Die Behandlung reichte von symptomatischer Therapie mit Flüssigkeit, Antibiotika und Transfusionen bis zu gezielten Dekorporationsmaßnahmen gegen die innere Kontamination mit Cäsium-137. Eine zentrale Rolle spielte dabei „Berliner Blau“, ein Komplexbildner, der Cäsium-Ionen im Darm bindet und ihre Ausscheidung beschleunigt. Klinische Analysen zeigen, dass die Gabe dieses Mittels die effektive Dosis im Körper um durchschnittlich mehr als 50 Prozent senken kann, wenn die Behandlung früh beginnt. Eine detaillierte Auswertung der kontaminierten Patienten aus Goiânia beschreibt, dass Prussian Blue die biologische Halbwertszeit von Cäsium deutlich verkürzt und so das Risiko langfristiger Schäden mindert. Eine Fallstudie zur inneren 137Cs-Kontamination fasst die Dosisreduktion durch dieses Medikament zusammen.

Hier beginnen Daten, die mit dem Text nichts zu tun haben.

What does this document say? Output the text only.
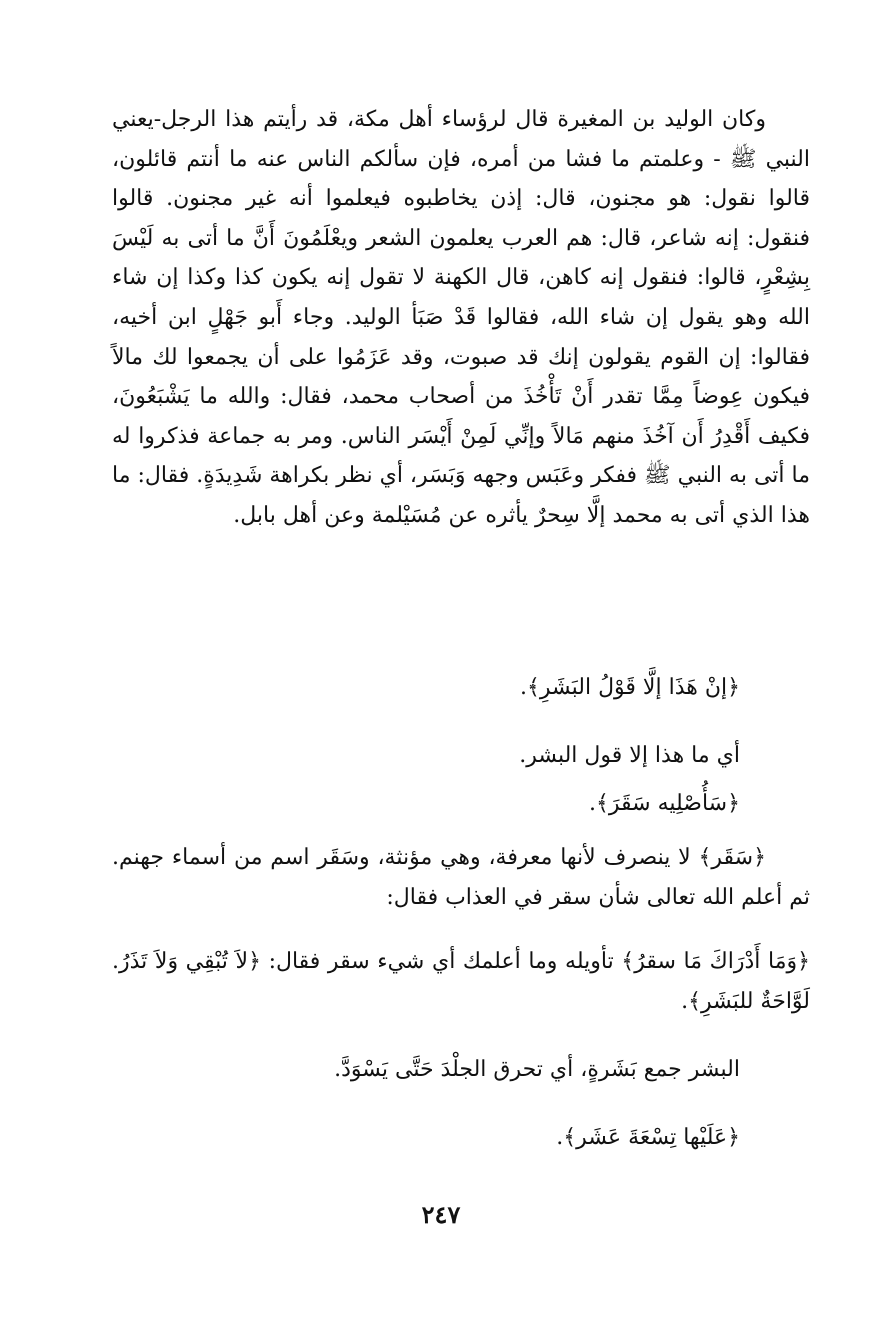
وكان الوليد بن المغيرة قال لرؤساء أهل مكة، قد رأيتم هذا الرجل-يعني النبي ﷺ - وعلمتم ما فشا من أمره، فإن سألكم الناس عنه ما أنتم قائلون، قالوا نقول: هو مجنون، قال: إذن يخاطبوه فيعلموا أنه غير مجنون. قالوا فنقول: إنه شاعر، قال: هم العرب يعلمون الشعر ويعْلَمُونَ أَنَّ ما أتى به لَيْسَ بِشِعْرٍ، قالوا: فنقول إنه كاهن، قال الكهنة لا تقول إنه يكون كذا وكذا إن شاء الله وهو يقول إن شاء الله، فقالوا قَدْ صَبَأ الوليد. وجاء أَبو جَهْلٍ ابن أخيه، فقالوا: إن القوم يقولون إنك قد صبوت، وقد عَزَمُوا على أن يجمعوا لك مالاً فيكون عِوضاً مِمَّا تقدر أَنْ تَأْخُذَ من أصحاب محمد، فقال: والله ما يَشْبَعُونَ، فكيف أَقْدِرُ أَن آخُذَ منهم مَالاً وإنِّي لَمِنْ أَيْسَر الناس. ومر به جماعة فذكروا له ما أتى به النبي ﷺ ففكر وعَبَس وجهه وَبَسَر، أي نظر بكراهة شَدِيدَةٍ. فقال: ما هذا الذي أتى به محمد إلَّا سِحرٌ يأثره عن مُسَيْلمة وعن أهل بابل.

﴿إنْ هَذَا إلَّا قَوْلُ البَشَرِ﴾.

أي ما هذا إلا قول البشر.

﴿سَأُصْلِيه سَقَرَ﴾.

﴿سَقَر﴾ لا ينصرف لأنها معرفة، وهي مؤنثة، وسَقَر اسم من أسماء جهنم. ثم أعلم الله تعالى شأن سقر في العذاب فقال:

﴿وَمَا أَدْرَاكَ مَا سقرُ﴾ تأويله وما أعلمك أي شيء سقر فقال: ﴿لاَ تُبْقِي وَلاَ تَذَرُ. لَوَّاحَةٌ للبَشَرِ﴾.

البشر جمع بَشَرةٍ، أي تحرق الجلْدَ حَتَّى يَسْوَدَّ.

﴿عَلَيْها تِسْعَةَ عَشَر﴾.

٢٤٧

Der Goiânia Unfall hat weltweit verdeutlicht, dass Strahlenschutz Maßnahmen nicht nur Kernkraftwerke und große Forschungsanlagen betreffen, sondern jedes einzelne Gerät, das radioaktive Quellen enthält. Nationale und internationale Regelwerke wurden angepasst, um verwaiste Quellen zu identifizieren, Registrierungs- und Meldepflichten zu verschärfen und die Entsorgung besser zu regeln. Behörden setzen verstärkt auf Schulungen für Schrotthändler, Feuerwehr und Polizei, damit ungewöhnliche Metallteile mit auffälligen Markierungen nicht als Schrott, sondern als potenzielle Strahlenquelle erkannt werden. Die Forschung zu Wirkung und Risiken ionisierender Strahlung, wie sie etwa von spezialisierten Fachbehörden koordiniert wird, liefert die Grundlagen für Grenzwerte, Einsatzprotokolle und medizinische Leitlinien, die aus realen Unfällen abgeleitet werden.
Gleichzeitig hat die Katastrophe von Goiânia den Blick auf alltägliche Formen von Radioaktivität geschärft. Die Tagseite zu Radioaktivität bündelt Themen vom radioaktiven Radon in Wohnungen über kontaminierte Böden bis hin zu neuen Messmethoden. Moderne Sensoren nutzen beispielsweise Materialien wie Hackmanit, ein Mineral, das bei Kontakt mit Strahlung die Farbe ändert und damit als visuelles Dosimeter dienen kann; dazu liegen detaillierte Experimente vor, die in einem Bericht zum Farbwechsel von Hackmanit bei Radioaktivität zusammengefasst sind. Solche Entwicklungen zeigen, dass Lehren aus Ereignissen wie dem Goiânia Unfall nicht nur in Vorschriften münden, sondern auch in neue Materialien, Detektoren und Diagnoseverfahren, mit denen Strahlung im Alltag schneller erkannt und beherrscht werden kann.